Confidence of the People Essential to Independent Judiciary

By:
 

Editor’s Note: The following is an excerpt of remarks made Feb. 14, 2002, by NH Superior Court Associate Justice Kathleen A. McGuire to an annual conference of judges and justices of the peace of Vologda, Russia. Vologda’s legal community has been collaborating with counterparts in New Hampshire on a judicial improvement project for the past several years. Judge McGuire has been the leader of the New Hampshire delegation to the project, which was initiated by the NH Supreme Court and is funded through an international aid program.

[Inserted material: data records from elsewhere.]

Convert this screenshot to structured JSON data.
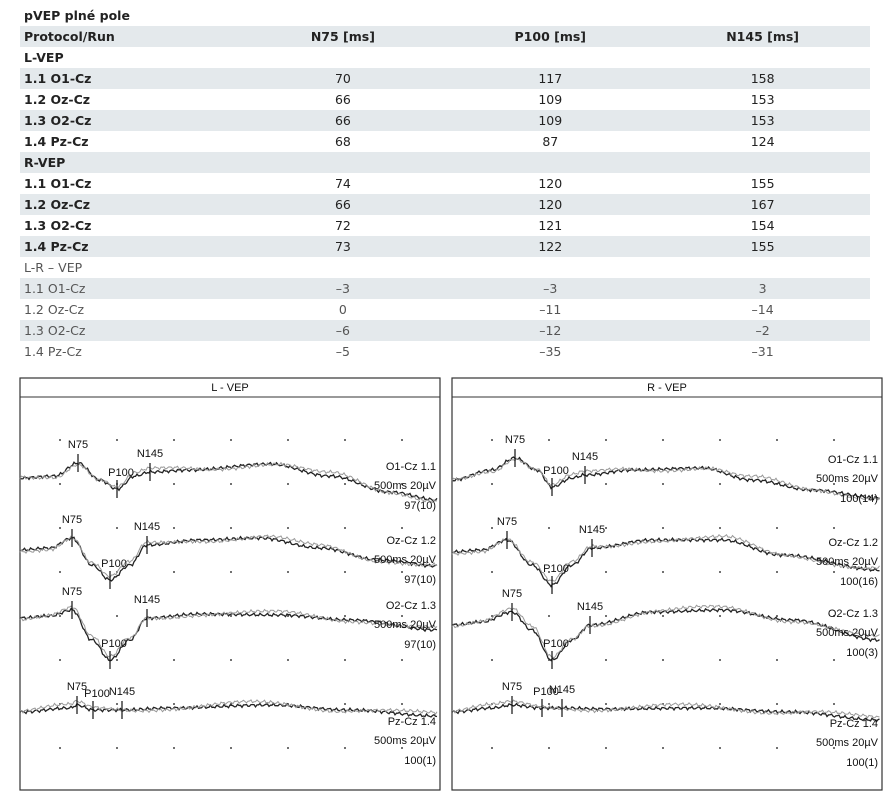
{
  "table": {
    "title": "pVEP plné pole",
    "header": [
      "Protocol/Run",
      "N75 [ms]",
      "P100 [ms]",
      "N145 [ms]"
    ],
    "sections": [
      {
        "label": "L-VEP",
        "rows": [
          [
            "1.1 O1-Cz",
            "70",
            "117",
            "158"
          ],
          [
            "1.2 Oz-Cz",
            "66",
            "109",
            "153"
          ],
          [
            "1.3 O2-Cz",
            "66",
            "109",
            "153"
          ],
          [
            "1.4 Pz-Cz",
            "68",
            "87",
            "124"
          ]
        ]
      },
      {
        "label": "R-VEP",
        "rows": [
          [
            "1.1 O1-Cz",
            "74",
            "120",
            "155"
          ],
          [
            "1.2 Oz-Cz",
            "66",
            "120",
            "167"
          ],
          [
            "1.3 O2-Cz",
            "72",
            "121",
            "154"
          ],
          [
            "1.4 Pz-Cz",
            "73",
            "122",
            "155"
          ]
        ]
      },
      {
        "label": "L-R – VEP",
        "rows": [
          [
            "1.1 O1-Cz",
            "–3",
            "–3",
            "3"
          ],
          [
            "1.2 Oz-Cz",
            "0",
            "–11",
            "–14"
          ],
          [
            "1.3 O2-Cz",
            "–6",
            "–12",
            "–2"
          ],
          [
            "1.4 Pz-Cz",
            "–5",
            "–35",
            "–31"
          ]
        ]
      }
    ]
  },
  "figure": {
    "panels": [
      {
        "title": "L - VEP",
        "traces": [
          {
            "label": "O1-Cz 1.1",
            "scale": "500ms 20µV",
            "count": "97(10)",
            "peaks": [
              "N75",
              "P100",
              "N145"
            ]
          },
          {
            "label": "Oz-Cz 1.2",
            "scale": "500ms 20µV",
            "count": "97(10)",
            "peaks": [
              "N75",
              "P100",
              "N145"
            ]
          },
          {
            "label": "O2-Cz 1.3",
            "scale": "500ms 20µV",
            "count": "97(10)",
            "peaks": [
              "N75",
              "P100",
              "N145"
            ]
          },
          {
            "label": "Pz-Cz 1.4",
            "scale": "500ms 20µV",
            "count": "100(1)",
            "peaks": [
              "N75",
              "P100",
              "N145"
            ]
          }
        ]
      },
      {
        "title": "R - VEP",
        "traces": [
          {
            "label": "O1-Cz 1.1",
            "scale": "500ms 20µV",
            "count": "100(14)",
            "peaks": [
              "N75",
              "P100",
              "N145"
            ]
          },
          {
            "label": "Oz-Cz 1.2",
            "scale": "500ms 20µV",
            "count": "100(16)",
            "peaks": [
              "N75",
              "P100",
              "N145"
            ]
          },
          {
            "label": "O2-Cz 1.3",
            "scale": "500ms 20µV",
            "count": "100(3)",
            "peaks": [
              "N75",
              "P100",
              "N145"
            ]
          },
          {
            "label": "Pz-Cz 1.4",
            "scale": "500ms 20µV",
            "count": "100(1)",
            "peaks": [
              "N75",
              "P100",
              "N145"
            ]
          }
        ]
      }
    ]
  }
}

THIS IS MY sixth visit to Vologda since May 1998, when I came here to explore the possibility with Ivan Baraev, Vienamin Kutuzov and Yuri Smirnov of forming a partnership between the legal communities of the state of New Hampshire and the Oblast of Vologda. Since that first visit, many important changes have occurred. For example, the Court Administration Department has been created, the bailiff service formed, the Criminal Procedure Code rewritten, the Justice of the Peace system created, and a Council of Judges and a Judicial Qualification Commission reformed.

These changes, and many others, are visible and even dramatic. But a more subtle and difficult task lies ahead. You judges must gain the trust, respect and confidence of the public and especially of the people who use your courts to settle their disputes. The trust, respect and confidence of the people are essential to an independent judiciary, and an independent judiciary is essential to a free society.

You judges are crucial participants in a time of exciting possibilities for Russia. At the same time, you have enormous responsibilities. The situation in Russia today reminds me of the situation in America in 1776. I am currently reading the biography of John Adams, one of the signers of our Declaration of Independence and drafters of the US Constitution, and second president of the United States. In reading the book, I was struck by the unique opportunity our founding fathers had to create a new type of government, and by the enormous responsibility they had in ensuring that it would work. With a great deal of intelligence and hard work, they created a democratic government that thrives today based on a constitution designed to protect the independence of the judiciary, and thus, the liberties of its citizens.

With the collapse of the Soviet Union, Russia, too, is in a unique position to create a brand new government. The constitution you adopted in 1993 is a model for a democratic government and a society governed by the rule of law, not by the cult of personality.

The role of the judiciary is critical in implementing the mandates of your constitution. Not only must the judiciary be strong and independent, but the people must perceive that the judiciary is strong and independent, and that it is fair. Achieving this goal today in Russia will be more difficult, I think, than it was when the United States was founded because you must overcome a tradition of a judiciary that was not independent of the government and, therefore, could not be trusted to be fair and impartial.

You have a difficult and crucial task ahead, but your desire and dedication to achieving a respected and independent judiciary cannot be doubted. I spoke earlier about the wisdom and hard work of John Adams and our other founding fathers. Those qualities are present in this room. I want you to know that you have the faith, good will and support of the people of the United States, particularly of the legal community of New Hampshire, in achieving your goal.